8.6. Application-side joins

Instead of denormalizing, another option for the groups and members relationship is to keep them in separate indices and do the joins from your application. Much like Elasticsearch does with parent-child, it requires you to store IDs to indicate which member belongs to which group, and you have to query both.

For example, if you have a query for groups with “Denver” in the name, where “Lee” or “Radu” is a member, you can run a bool query on members first to find out which ones are Lee and Radu. Once you get the IDs, you can run a second query on groups, where you add the member IDs in a terms filter next to the Denver query. The whole process is illustrated in figure 8.21.

Figure 8.21. Application-side joins require you to run two queries.
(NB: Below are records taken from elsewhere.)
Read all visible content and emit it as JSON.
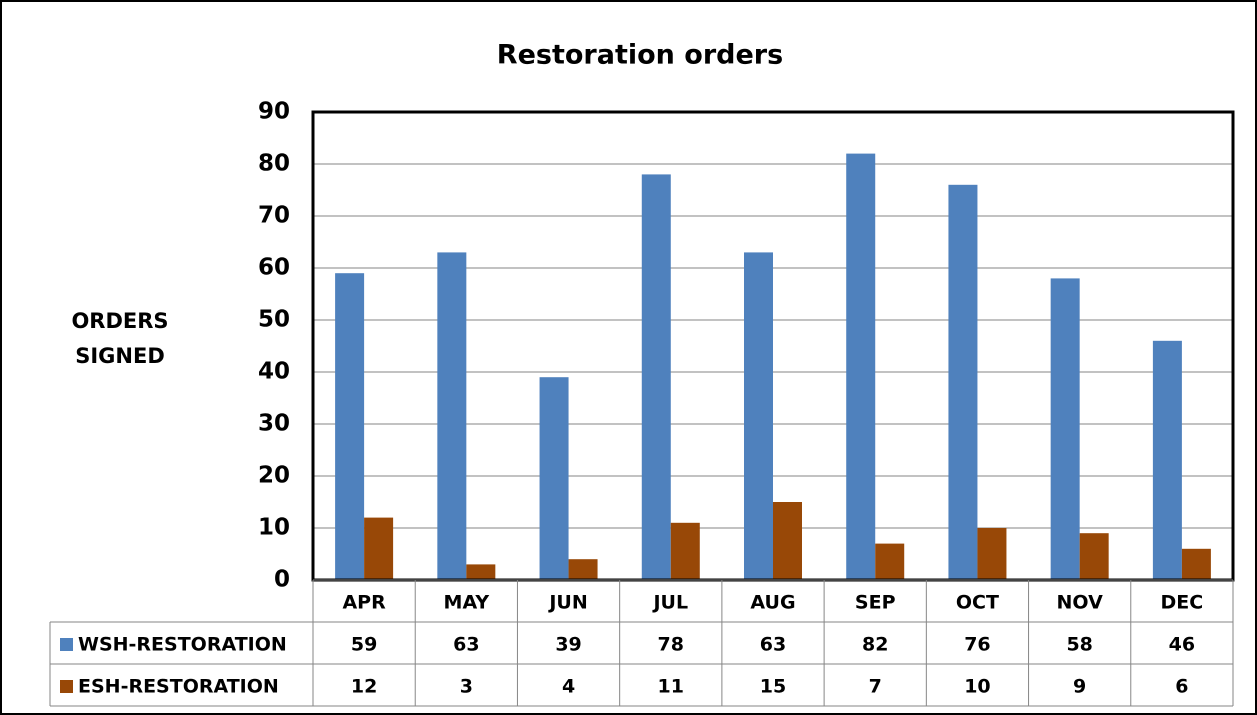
{
  "chart_data": {
    "type": "bar",
    "title": "Restoration orders",
    "y_label": [
      "ORDERS",
      "SIGNED"
    ],
    "categories": [
      "APR",
      "MAY",
      "JUN",
      "JUL",
      "AUG",
      "SEP",
      "OCT",
      "NOV",
      "DEC"
    ],
    "series": [
      {
        "name": "WSH-RESTORATION",
        "color": "#4f81bd",
        "values": [
          59,
          63,
          39,
          78,
          63,
          82,
          76,
          58,
          46
        ]
      },
      {
        "name": "ESH-RESTORATION",
        "color": "#984807",
        "values": [
          12,
          3,
          4,
          11,
          15,
          7,
          10,
          9,
          6
        ]
      }
    ],
    "ylim": [
      0,
      90
    ],
    "yticks": [
      0,
      10,
      20,
      30,
      40,
      50,
      60,
      70,
      80,
      90
    ],
    "grid": true
  }
}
This works well when there aren’t many matching members. But if you want to include all members from a city, for example, the second query will have to run a terms filter with possibly thousands of members, making it expensive. Still, there are some things you can do:

When you run the first query, if you need only member IDs, you can disable retrieving the _source field to reduce traffic:

"query": {

"filtered": {

[...]

}

},

"_source": false

In the second query, if you have lots of IDs, it might be faster to execute the terms filter on field data:

"query": {

"filtered": {

"filter": {

"terms": {

"members": [1, 4],

"execution": "fielddata"

}

}

}

}

We’ll cover more about performance in chapter 10, but when you model document relations, it ultimately comes down to picking your battles.